Die diplomatischen Spannungen zwischen Russland und Großbritannien verebben nicht: Als Vergeltung für die Ausweisung ihres Militärattachés aus London hat Moskau nun den britischen Militärattaché zur Persona non grata erklärt. Diese Eskalation des bilateralen Zwistes rückt die britisch-russischen Beziehungen weiter in unwegsames Terrain und belastet das ohnehin angespannte Verhältnis zusätzlich. In einer Bekanntmachung des russischen Außenministeriums hieß es, der britische Militärattaché habe binnen einer Woche russischen Boden zu verlassen. Man reagiere damit auf die "unfreundlichen Handlungen" der britischen Regierung.
Die Reaktion Moskaus folgt auf eine frühere Entscheidung der britischen Behörden, den russischen Militärattaché wegen Verdachts der Spionage des Landes zu verweisen. In einer Protestnote ließ Russland verlauten, die Ausweisung ihres Attachés sei ein politisch motivierter und russophober Akt. Großbritanniens Handlungen würden die Beziehungen sehenden Auges und unwiederbringlich beschädigen.

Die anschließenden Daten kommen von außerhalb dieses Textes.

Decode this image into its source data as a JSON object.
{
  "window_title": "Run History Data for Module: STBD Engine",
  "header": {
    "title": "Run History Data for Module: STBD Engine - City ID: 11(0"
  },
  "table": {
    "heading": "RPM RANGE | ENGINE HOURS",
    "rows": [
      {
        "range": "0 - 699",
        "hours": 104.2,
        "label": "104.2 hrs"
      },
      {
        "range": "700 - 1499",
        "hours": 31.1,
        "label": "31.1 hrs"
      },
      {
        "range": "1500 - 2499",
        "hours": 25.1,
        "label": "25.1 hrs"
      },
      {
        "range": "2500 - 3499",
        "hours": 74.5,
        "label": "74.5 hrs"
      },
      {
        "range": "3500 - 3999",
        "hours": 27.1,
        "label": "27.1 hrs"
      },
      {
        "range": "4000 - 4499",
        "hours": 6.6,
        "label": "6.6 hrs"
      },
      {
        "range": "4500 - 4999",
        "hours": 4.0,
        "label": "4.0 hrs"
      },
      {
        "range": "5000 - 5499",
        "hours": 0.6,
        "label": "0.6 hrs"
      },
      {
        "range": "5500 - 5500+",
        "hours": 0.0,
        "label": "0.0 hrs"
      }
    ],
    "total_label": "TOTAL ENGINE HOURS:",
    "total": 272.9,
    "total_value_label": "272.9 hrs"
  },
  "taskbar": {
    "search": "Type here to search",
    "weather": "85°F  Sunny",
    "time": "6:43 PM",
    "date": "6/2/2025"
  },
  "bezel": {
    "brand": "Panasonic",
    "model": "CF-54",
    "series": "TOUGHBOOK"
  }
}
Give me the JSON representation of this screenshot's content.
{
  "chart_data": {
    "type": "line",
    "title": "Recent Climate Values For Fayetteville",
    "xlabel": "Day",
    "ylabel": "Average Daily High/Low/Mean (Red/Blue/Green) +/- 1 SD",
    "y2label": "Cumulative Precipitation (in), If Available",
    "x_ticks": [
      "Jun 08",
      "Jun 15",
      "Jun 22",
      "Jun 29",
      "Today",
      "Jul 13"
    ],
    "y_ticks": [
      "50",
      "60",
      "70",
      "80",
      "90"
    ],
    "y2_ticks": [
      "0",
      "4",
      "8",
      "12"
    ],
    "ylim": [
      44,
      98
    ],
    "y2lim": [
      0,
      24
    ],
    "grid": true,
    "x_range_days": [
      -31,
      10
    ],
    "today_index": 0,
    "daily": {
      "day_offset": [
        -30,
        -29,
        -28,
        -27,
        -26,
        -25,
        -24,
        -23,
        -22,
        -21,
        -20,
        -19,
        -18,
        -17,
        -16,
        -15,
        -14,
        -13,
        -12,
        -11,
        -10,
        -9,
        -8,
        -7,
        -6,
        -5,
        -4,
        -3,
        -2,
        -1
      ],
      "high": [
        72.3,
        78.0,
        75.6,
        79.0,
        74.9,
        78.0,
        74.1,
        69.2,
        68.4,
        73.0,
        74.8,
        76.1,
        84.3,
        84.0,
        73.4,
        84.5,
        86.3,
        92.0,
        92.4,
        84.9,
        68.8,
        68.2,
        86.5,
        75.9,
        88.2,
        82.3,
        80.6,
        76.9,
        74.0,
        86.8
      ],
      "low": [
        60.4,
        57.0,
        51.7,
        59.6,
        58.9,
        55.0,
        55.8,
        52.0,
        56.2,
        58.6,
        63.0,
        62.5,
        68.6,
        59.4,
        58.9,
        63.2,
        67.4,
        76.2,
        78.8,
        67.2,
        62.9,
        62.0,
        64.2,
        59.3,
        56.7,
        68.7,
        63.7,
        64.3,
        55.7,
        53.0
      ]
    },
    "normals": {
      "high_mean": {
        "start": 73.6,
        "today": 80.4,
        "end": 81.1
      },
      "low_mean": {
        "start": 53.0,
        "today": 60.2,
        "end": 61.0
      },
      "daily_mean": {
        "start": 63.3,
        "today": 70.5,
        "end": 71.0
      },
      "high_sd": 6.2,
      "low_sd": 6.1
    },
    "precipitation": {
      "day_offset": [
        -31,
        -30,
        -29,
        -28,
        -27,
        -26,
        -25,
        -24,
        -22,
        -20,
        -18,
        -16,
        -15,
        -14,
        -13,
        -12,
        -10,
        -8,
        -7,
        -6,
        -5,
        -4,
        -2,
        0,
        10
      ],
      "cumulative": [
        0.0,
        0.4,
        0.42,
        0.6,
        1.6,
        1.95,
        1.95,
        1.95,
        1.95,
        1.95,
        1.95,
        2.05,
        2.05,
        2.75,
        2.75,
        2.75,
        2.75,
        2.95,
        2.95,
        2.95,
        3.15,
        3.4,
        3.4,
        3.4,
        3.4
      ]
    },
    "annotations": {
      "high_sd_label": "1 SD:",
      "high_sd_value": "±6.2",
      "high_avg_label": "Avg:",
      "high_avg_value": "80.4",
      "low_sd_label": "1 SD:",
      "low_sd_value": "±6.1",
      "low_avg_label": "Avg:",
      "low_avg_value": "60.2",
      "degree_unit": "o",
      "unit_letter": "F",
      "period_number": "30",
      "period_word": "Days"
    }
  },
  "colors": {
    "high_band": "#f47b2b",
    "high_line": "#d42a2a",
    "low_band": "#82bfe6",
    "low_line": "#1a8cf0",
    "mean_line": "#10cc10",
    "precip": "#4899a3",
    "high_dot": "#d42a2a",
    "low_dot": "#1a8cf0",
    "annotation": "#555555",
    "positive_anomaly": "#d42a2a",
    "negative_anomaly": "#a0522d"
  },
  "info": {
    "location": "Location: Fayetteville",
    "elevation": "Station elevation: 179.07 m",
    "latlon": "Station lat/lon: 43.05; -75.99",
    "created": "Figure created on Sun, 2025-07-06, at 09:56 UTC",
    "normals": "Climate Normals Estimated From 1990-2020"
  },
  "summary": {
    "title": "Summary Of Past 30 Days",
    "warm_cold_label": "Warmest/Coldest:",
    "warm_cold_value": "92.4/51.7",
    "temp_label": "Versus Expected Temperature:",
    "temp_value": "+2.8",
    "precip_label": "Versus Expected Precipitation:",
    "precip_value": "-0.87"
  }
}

In einer kontroversen Wendung kritisierte der britische Verteidigungsminister Grant Shapps die russische Gegenmaßnahme und bezeichnete sie als Zeichen der Verzweiflung. Er untermauerte die Vorwürfe der Spionage gegen den russischen Diplomaten und stellte die Integrität des ausgewiesenen britischen Militärattachés heraus, der aus Sicht der Briten ein unmissverständliches Signal gegenüber Russlands Vorgehen in der Ukraine gesetzt habe. Ferner bezichtigte der britische Innenminister James Cleverly den russischen Diplomaten der geheimdienstlichen Tätigkeit unter dem Deckmantel der Diplomatie. Großbritannien nimmt an, dass mehrere russische Liegenschaften im Königreich für Nachrichendienstzwecke genutzt worden seien und deshalb ihren diplomatischen Schutz verlieren.
Die Beziehungen beider Länder sind seit vielen Jahren auf einem historischen Tiefstand, wobei der andauernde Krieg in der Ukraine als zusätzlicher Katalysator für Misstrauen und Konfrontation dient. Diese neueste diplomatische Fehde illustriert, wie tief die Gräben zwischen Moskau und London mittlerweile sind.